You really need to click on this one and view it full-size. It’s surreal. The empty horizons and the convoluted worm hole stairwells in the “hills”. The Underworlds are everywhere. Not a single curved line that I can see and yet it’s a natural landscape. Could even be Kansas on a surreal day. Simple geometry but complex effect. Sounds very fractal.
I’m guessing this was made with Fractal Explorer or some other program of similar vintage. One of the biggest mistakes in computer art is equating technological progress and development with better art. More advanced fractal software simply makes more advance fractal graphics not necessarily more advanced art. The wild comic book imagery of Wajakaa’s image here is a good example of that.
Another visual amusement park ride. The interplay between the overlapping patterns in these one-layer programs is often more sophisticated and more tasteful than the deliberate layering in multi-layered programs. Fractal artists shouldn’t have too much say over what the image looks like. Imagine how dull and predictable most natural landscapes would look if designed by a nature photographer. In programs like Sterling or Tierazon, one can get lost for hours in these gritty and intense regions or crash scenes.
How do we know this is “fractal”? Or how about this question: How do we know this is “art”? It’s easier to answer the art question. Why is that? Is it because “fractal” is actually a meaningless term? Art on the other hand is a quality or attribute of the image and independent of the technical origins or pedigree of the imagery that forms it.
The colors are exquisite and the shapes multiply the effect. Note the shadowing and how it accentuates the colored forms. Made with Ultrafractal and possibly a rebuttal to my comment that multi-layering is usually second-rate to the mechanical single-layer processes.
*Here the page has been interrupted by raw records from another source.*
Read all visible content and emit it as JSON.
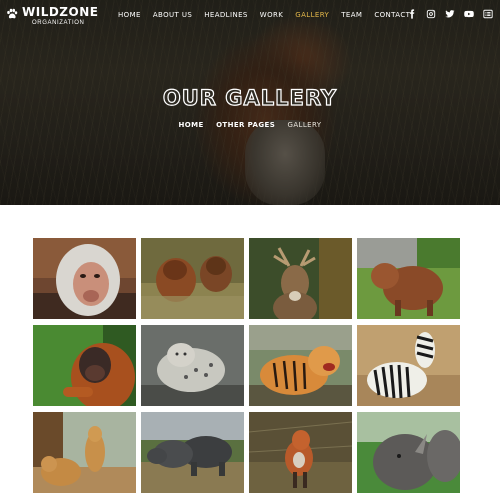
{
  "brand": {
    "name": "WILDZONE",
    "tagline": "ORGANIZATION",
    "icon": "paw-icon"
  },
  "nav": {
    "items": [
      "HOME",
      "ABOUT US",
      "HEADLINES",
      "WORK",
      "GALLERY",
      "TEAM",
      "CONTACT"
    ],
    "active": "GALLERY",
    "active_color": "#e4b84a"
  },
  "social": [
    "facebook-icon",
    "instagram-icon",
    "twitter-icon",
    "youtube-icon",
    "list-icon"
  ],
  "hero": {
    "title": "OUR GALLERY",
    "breadcrumb": [
      "HOME",
      "OTHER PAGES",
      "GALLERY"
    ]
  },
  "gallery": {
    "images": [
      "baboon",
      "bears-in-water",
      "stag",
      "highland-calf",
      "orangutan",
      "snow-leopard",
      "tiger",
      "zebra",
      "lions",
      "rhinos",
      "fox",
      "rhino-closeup"
    ]
  }
}
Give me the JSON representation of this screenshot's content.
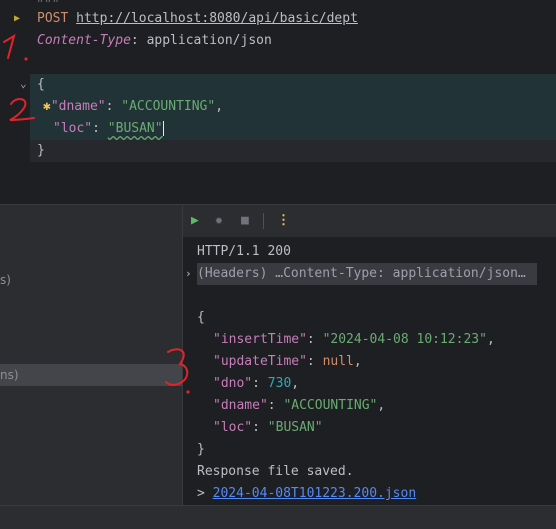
{
  "editor": {
    "request_line": {
      "method": "POST",
      "url": "http://localhost:8080/api/basic/dept"
    },
    "header_line": {
      "name": "Content-Type",
      "colon": ": ",
      "value": "application/json"
    },
    "body": {
      "open": "{",
      "dname_key": "\"dname\"",
      "dname_value": "\"ACCOUNTING\"",
      "loc_key": "\"loc\"",
      "loc_value": "\"BUSAN\"",
      "close": "}"
    }
  },
  "left_panel": {
    "items": [
      "s)",
      "ns)"
    ]
  },
  "toolbar": {
    "run_icon": "play-icon",
    "debug_icon": "bug-icon",
    "stop_icon": "stop-icon",
    "more_icon": "kebab-icon"
  },
  "response": {
    "status_line": "HTTP/1.1 200",
    "headers_summary": "(Headers) …Content-Type: application/json…",
    "open": "{",
    "insertTime_key": "\"insertTime\"",
    "insertTime_value": "\"2024-04-08 10:12:23\"",
    "updateTime_key": "\"updateTime\"",
    "updateTime_value": "null",
    "dno_key": "\"dno\"",
    "dno_value": "730",
    "dname_key": "\"dname\"",
    "dname_value": "\"ACCOUNTING\"",
    "loc_key": "\"loc\"",
    "loc_value": "\"BUSAN\"",
    "close": "}",
    "saved_message": "Response file saved.",
    "file_prefix": "> ",
    "file_link": "2024-04-08T101223.200.json"
  },
  "annotations": {
    "mark_1": "1.",
    "mark_2": "2",
    "mark_3": "3."
  },
  "colors": {
    "background": "#1e1f22",
    "panel": "#2b2d30",
    "keyword": "#cf8e6d",
    "json_key": "#c77dbb",
    "string": "#6aab73",
    "number": "#2aacb8",
    "link": "#548af7",
    "run_green": "#5fb865",
    "pen_red": "#e0242a"
  }
}
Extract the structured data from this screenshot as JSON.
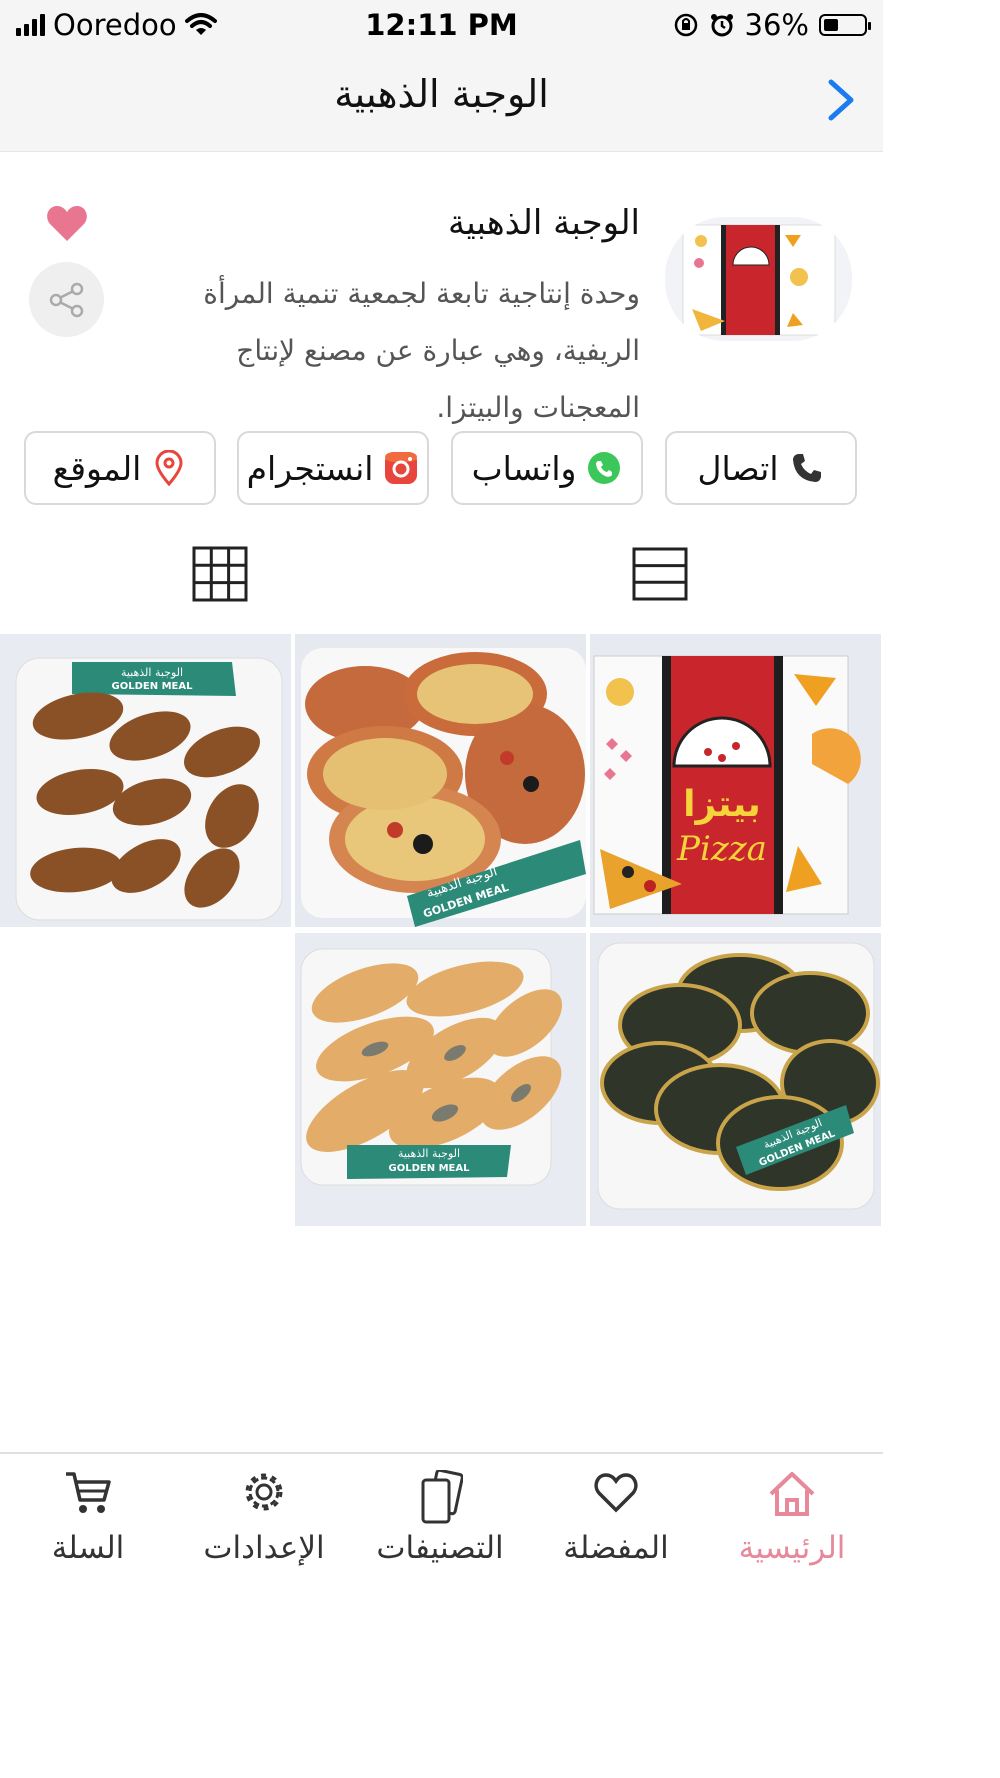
{
  "status_bar": {
    "carrier": "Ooredoo",
    "time": "12:11 PM",
    "battery": "36%"
  },
  "nav": {
    "title": "الوجبة الذهبية"
  },
  "profile": {
    "name": "الوجبة الذهبية",
    "description": "وحدة إنتاجية تابعة لجمعية تنمية المرأة الريفية، وهي عبارة عن مصنع لإنتاج المعجنات والبيتزا."
  },
  "actions": [
    {
      "label": "اتصال",
      "icon": "phone-icon"
    },
    {
      "label": "واتساب",
      "icon": "whatsapp-icon"
    },
    {
      "label": "انستجرام",
      "icon": "instagram-icon"
    },
    {
      "label": "الموقع",
      "icon": "location-pin-icon"
    }
  ],
  "grid": [
    {
      "name": "pizza-box-photo"
    },
    {
      "name": "mini-pizza-tray-photo"
    },
    {
      "name": "kibbeh-tray-photo"
    },
    {
      "name": "zaatar-manakish-tray-photo"
    },
    {
      "name": "fatayer-tray-photo"
    }
  ],
  "package_labels": {
    "arabic": "الوجبة الذهبية",
    "english": "GOLDEN MEAL"
  },
  "pizza_box_text": {
    "arabic": "بيتزا",
    "english": "Pizza"
  },
  "tabs": [
    {
      "label": "الرئيسية",
      "icon": "home-icon",
      "active": true
    },
    {
      "label": "المفضلة",
      "icon": "heart-outline-icon",
      "active": false
    },
    {
      "label": "التصنيفات",
      "icon": "categories-icon",
      "active": false
    },
    {
      "label": "الإعدادات",
      "icon": "gear-icon",
      "active": false
    },
    {
      "label": "السلة",
      "icon": "cart-icon",
      "active": false
    }
  ],
  "colors": {
    "accent_pink": "#e7899a",
    "back_blue": "#1a7cf0",
    "whatsapp_green": "#3cc75a",
    "instagram_red": "#e8453c"
  }
}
This one really needs to be viewed full-size to get the subtle texture effect. I want to retitle this one: Thoughts Found in Ice. Very creative use of realistic as well as abstract rendering effects. Layering can easily produce that sort of hybridized style. In fact, layering is almost a whole new creative process in which fractal formula renderings are just the raw material. Does this image fit with anyone’s idea of fractal art? It’s great to see something new and different and this is also good as well.